Although Buckingham was admitted into the Russia Company in 1698 (as a matter of ‘intrafamily bookkeeping’), and probably continued his father’s sailcloth manufactory in Reading for a time, he does not seem to have been primarily concerned with industry and commerce. He was probably the ‘Mr Buckingham’ who accompanied Sunderland (Charles, Lord Spencer*) on his mission to Vienna in 1705 and in the following year was in Italy. On his return home he was elected to represent Reading following his father’s retirement in 1708. Surviving tellerships and parliamentary lists indicate a commitment to the Whigs. A list of early 1708 with the returns from the election held later that year classed him as a Whig, and in the 1708–9 session he supported the naturalization of the Palatines. On 20 Apr. 1709 he acted as a teller on a more local matter, against an amendment by the Lords to a bill for the better prevention of mischiefs caused by fire, which allowed a still and furnace built by Daniel Tombes to be excepted from the Act’s provisions. In the following session he voted for the impeachment of Dr Sacheverell. On 24 Mar. he acted as a teller against an adjournment, the House then proceeding to order Sacheverell’s printed answers to his impeachment to be burnt.4

Re-elected in 1710, Buckingham was classed as a Whig on the ‘Hanover list’. On 7 Apr. 1711 he acted as a teller on a procedural point during the hearing of the Cockermouth election, which led to the witnesses for the petitioner against James Stanhope* being heard. On 25 May 1711 he voted with a small group of committed Whigs against an amendment to the South Sea bill, possibly owing to the financial interests of his father.
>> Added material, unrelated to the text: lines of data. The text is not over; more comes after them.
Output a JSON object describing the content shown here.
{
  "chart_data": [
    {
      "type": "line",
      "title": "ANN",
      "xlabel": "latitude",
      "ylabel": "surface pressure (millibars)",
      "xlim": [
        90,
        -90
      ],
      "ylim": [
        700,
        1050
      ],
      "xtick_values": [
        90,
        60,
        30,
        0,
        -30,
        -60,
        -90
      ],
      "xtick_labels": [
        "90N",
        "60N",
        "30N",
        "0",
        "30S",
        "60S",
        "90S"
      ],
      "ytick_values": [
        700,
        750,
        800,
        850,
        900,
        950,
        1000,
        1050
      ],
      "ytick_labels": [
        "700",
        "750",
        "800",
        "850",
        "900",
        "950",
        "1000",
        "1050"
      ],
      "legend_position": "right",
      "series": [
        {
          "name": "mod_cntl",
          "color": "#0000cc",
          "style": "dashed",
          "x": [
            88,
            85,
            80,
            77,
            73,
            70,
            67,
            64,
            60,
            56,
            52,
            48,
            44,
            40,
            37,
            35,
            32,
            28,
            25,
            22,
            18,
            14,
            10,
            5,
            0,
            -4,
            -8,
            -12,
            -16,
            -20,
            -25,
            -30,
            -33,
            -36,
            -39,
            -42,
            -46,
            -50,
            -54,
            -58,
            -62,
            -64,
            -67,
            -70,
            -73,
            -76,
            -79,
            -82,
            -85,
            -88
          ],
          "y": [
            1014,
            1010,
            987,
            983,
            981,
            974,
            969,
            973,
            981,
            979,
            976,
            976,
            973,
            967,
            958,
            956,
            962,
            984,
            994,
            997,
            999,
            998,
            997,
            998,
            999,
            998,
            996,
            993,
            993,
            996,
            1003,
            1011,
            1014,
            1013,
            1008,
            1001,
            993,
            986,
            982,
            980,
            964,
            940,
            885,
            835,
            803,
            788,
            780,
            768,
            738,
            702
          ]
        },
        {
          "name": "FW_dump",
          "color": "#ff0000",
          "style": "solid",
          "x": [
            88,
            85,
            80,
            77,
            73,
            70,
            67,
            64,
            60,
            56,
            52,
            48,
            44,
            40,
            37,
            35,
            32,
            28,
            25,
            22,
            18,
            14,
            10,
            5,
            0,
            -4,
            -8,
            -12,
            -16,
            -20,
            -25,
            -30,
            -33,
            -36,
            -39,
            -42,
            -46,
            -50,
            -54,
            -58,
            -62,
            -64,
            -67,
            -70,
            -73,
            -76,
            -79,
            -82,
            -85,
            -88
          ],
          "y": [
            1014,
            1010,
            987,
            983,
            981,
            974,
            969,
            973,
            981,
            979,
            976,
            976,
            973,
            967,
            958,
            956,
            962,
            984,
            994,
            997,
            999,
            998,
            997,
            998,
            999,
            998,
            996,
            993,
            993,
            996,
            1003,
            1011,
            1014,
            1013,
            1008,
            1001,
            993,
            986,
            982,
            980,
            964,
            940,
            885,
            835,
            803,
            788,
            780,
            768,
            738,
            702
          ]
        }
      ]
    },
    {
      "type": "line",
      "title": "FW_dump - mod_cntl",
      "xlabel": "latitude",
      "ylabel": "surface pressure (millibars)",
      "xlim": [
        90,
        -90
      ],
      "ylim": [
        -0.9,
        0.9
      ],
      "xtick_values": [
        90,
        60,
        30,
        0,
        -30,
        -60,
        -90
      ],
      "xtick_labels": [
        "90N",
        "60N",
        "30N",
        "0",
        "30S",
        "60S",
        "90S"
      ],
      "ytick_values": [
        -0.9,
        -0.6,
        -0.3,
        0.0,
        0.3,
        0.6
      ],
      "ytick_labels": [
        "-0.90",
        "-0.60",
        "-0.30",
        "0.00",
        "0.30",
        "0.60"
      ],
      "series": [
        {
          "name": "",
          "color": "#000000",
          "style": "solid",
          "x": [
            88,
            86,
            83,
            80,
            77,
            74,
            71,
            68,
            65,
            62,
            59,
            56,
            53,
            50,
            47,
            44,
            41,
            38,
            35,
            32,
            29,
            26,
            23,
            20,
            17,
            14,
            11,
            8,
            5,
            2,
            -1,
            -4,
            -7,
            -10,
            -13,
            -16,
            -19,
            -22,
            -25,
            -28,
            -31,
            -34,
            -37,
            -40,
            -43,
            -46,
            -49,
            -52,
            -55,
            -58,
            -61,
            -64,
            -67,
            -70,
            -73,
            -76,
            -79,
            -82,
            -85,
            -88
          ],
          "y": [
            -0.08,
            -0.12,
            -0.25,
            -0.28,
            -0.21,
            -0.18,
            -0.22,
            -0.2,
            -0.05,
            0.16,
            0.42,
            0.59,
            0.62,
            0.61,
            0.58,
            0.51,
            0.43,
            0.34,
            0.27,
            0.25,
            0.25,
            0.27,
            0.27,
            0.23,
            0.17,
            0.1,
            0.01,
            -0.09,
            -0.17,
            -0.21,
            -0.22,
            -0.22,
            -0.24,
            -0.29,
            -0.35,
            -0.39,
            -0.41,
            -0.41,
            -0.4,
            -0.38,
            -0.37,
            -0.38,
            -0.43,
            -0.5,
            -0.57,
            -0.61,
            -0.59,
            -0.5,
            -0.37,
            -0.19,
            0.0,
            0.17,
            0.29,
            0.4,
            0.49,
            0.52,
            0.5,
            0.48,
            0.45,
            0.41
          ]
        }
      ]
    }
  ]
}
In the following session, on 17 Jan. 1712, he acted as a teller against the expulsion from the Commons of Robert Walpole II. On the crucial question of the 1713 session, trade with France, he was an active opponent of the ministry’s policy. On 6 May his name appears on a parliamentary list which probably details votes against the French wines bill, and on 18 June he divided against the French commerce bill, when he was also classed as a Whig.5

Defeated at the 1713 election, he remained out of the Commons until 1716. Having already received office at court, he then became a commissioner for victualling the navy in 1717, a place held until his death in a duel on 5 Mar. 1720. This event occurred at the birthday party of his friend and, on this occasion, antagonist, Richard Aldworth who, according to the surgeon called to the scene, inflicted a wound on him seven inches deep. Most of Buckingham’s Berkshire estate seems to have devolved upon his niece Elizabeth, who married Richard Manley, an unsuccessful candidate at Reading in 1739.6

Ref Volumes: 1690-1715

Author: Stuart Handley


  • 1. Hearne Colls. vi. 277; Genealogists’ Mag. xiv. 151–2; S. Spens, George Stepney, 257.
  • 2. Trans. Amer. Phil. Soc. n.s. li. 105.
  • 3. N. Carlisle, Gent. Privy Chamber, 223; Navy Recs. Soc. lxx. 497.
  • 4. Trans. Amer. Phil. Soc. 29; E. W. Dormer, Erleigh Court, 37; Spens, 257.
  • 5. Hist. Jnl. iv. 197.
  • 6. Boyer, Pol. State, xix. 316; Genealogists’ Mag. 152; Berks. RO, Braybrooke mss D/EN/L6, deposition of John Thorpe.